BullsEye

$x$ -axis movement

$\boxed{V_0\cos {\alpha t}=d}$

$y$ -axis movement

$h-x$ is the height at the maximum point of the projection

From body $A$ until $h-x$ height

$h-x=h-4.9t^2$

$-x=-4.9t^2$

From body $B$ until $h-x$ height

$h-x=V_0\sin {\alpha t}-4.9t^2$

Then

$h-x=V_0\sin {\alpha t}-x$

$\boxed{h=V_0\sin {\alpha} t}$

Finally

$\frac{V_0\sin {\alpha} t}{V_0\cos {\alpha} t}=\frac{h}{d}\Rightarrow \tan{\alpha}=\frac{h}{d} \therefore \boxed{\alpha=\tan^{-1} \left( \frac{h}{d}\right)}$

In this question we can simply get to the result in one line if we apply relative motion between two projectiles..!!

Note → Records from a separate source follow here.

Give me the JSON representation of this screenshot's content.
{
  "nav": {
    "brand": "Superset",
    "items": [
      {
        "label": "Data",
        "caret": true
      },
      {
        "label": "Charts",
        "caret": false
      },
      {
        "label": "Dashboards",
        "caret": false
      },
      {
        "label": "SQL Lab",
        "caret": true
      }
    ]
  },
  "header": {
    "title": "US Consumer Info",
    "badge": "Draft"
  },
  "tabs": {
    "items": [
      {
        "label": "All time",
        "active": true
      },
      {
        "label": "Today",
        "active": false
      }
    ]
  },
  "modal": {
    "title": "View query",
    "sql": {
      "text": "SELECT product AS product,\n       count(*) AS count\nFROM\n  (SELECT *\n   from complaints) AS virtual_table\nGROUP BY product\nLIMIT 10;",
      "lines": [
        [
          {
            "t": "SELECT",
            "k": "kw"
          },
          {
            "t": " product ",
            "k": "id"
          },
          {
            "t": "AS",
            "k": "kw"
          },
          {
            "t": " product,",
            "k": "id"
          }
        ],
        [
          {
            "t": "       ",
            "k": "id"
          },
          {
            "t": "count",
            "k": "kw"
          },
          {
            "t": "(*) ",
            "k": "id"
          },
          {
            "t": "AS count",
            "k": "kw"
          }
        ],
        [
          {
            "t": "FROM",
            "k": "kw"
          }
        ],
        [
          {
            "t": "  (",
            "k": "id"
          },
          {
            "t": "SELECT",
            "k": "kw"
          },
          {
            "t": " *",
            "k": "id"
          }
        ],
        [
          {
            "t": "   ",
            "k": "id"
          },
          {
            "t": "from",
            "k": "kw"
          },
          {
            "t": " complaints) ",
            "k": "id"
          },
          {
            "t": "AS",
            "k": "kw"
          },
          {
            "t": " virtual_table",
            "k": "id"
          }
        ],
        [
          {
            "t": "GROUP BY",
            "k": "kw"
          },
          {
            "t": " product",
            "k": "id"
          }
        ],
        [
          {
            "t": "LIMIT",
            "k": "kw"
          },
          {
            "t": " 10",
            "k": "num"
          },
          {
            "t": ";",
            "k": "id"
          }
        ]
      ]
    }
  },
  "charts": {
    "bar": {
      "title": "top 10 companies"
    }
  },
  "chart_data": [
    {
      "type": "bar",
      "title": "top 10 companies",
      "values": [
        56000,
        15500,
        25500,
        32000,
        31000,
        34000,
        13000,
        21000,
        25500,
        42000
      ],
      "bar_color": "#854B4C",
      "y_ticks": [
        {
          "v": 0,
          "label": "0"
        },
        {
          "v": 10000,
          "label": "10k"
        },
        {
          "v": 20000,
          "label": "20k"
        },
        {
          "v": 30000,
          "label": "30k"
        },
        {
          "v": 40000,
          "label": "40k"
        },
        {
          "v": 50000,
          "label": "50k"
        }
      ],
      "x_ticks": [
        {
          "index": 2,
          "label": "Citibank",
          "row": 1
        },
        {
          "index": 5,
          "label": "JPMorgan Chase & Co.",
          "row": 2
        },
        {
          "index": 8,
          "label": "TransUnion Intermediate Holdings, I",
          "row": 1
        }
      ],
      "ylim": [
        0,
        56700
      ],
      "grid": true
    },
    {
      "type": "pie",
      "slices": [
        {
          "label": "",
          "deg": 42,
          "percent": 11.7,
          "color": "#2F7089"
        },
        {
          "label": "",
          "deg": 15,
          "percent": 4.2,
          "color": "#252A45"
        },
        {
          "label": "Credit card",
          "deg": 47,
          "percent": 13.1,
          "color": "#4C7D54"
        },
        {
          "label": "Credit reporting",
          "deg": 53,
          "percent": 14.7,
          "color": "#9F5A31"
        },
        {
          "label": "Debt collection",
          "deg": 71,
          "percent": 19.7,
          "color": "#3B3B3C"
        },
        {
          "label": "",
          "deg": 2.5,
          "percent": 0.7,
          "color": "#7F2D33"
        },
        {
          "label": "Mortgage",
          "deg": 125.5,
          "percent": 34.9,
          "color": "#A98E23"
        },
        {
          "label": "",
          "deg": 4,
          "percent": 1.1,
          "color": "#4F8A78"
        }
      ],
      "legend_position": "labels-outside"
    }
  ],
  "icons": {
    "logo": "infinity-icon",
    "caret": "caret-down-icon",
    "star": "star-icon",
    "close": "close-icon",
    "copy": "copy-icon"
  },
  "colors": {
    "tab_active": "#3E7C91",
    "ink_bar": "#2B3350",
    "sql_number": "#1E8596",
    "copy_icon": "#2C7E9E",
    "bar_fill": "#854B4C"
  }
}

For the particles to hit each other, initial velocity of B relative to A must point towards A. If at initial situation this condition is met then the velocity of B wrt A will always be pointing towards A during the motion.

Basically both of them has the same accelerations and their relative acceleration is zero..therefore in frame of A, B will appear to be moving in a straight line. If this straight line is pointing towards A then B will eventually hit A.

So simply speaking, $\tan\alpha\ = \frac{h}{d}$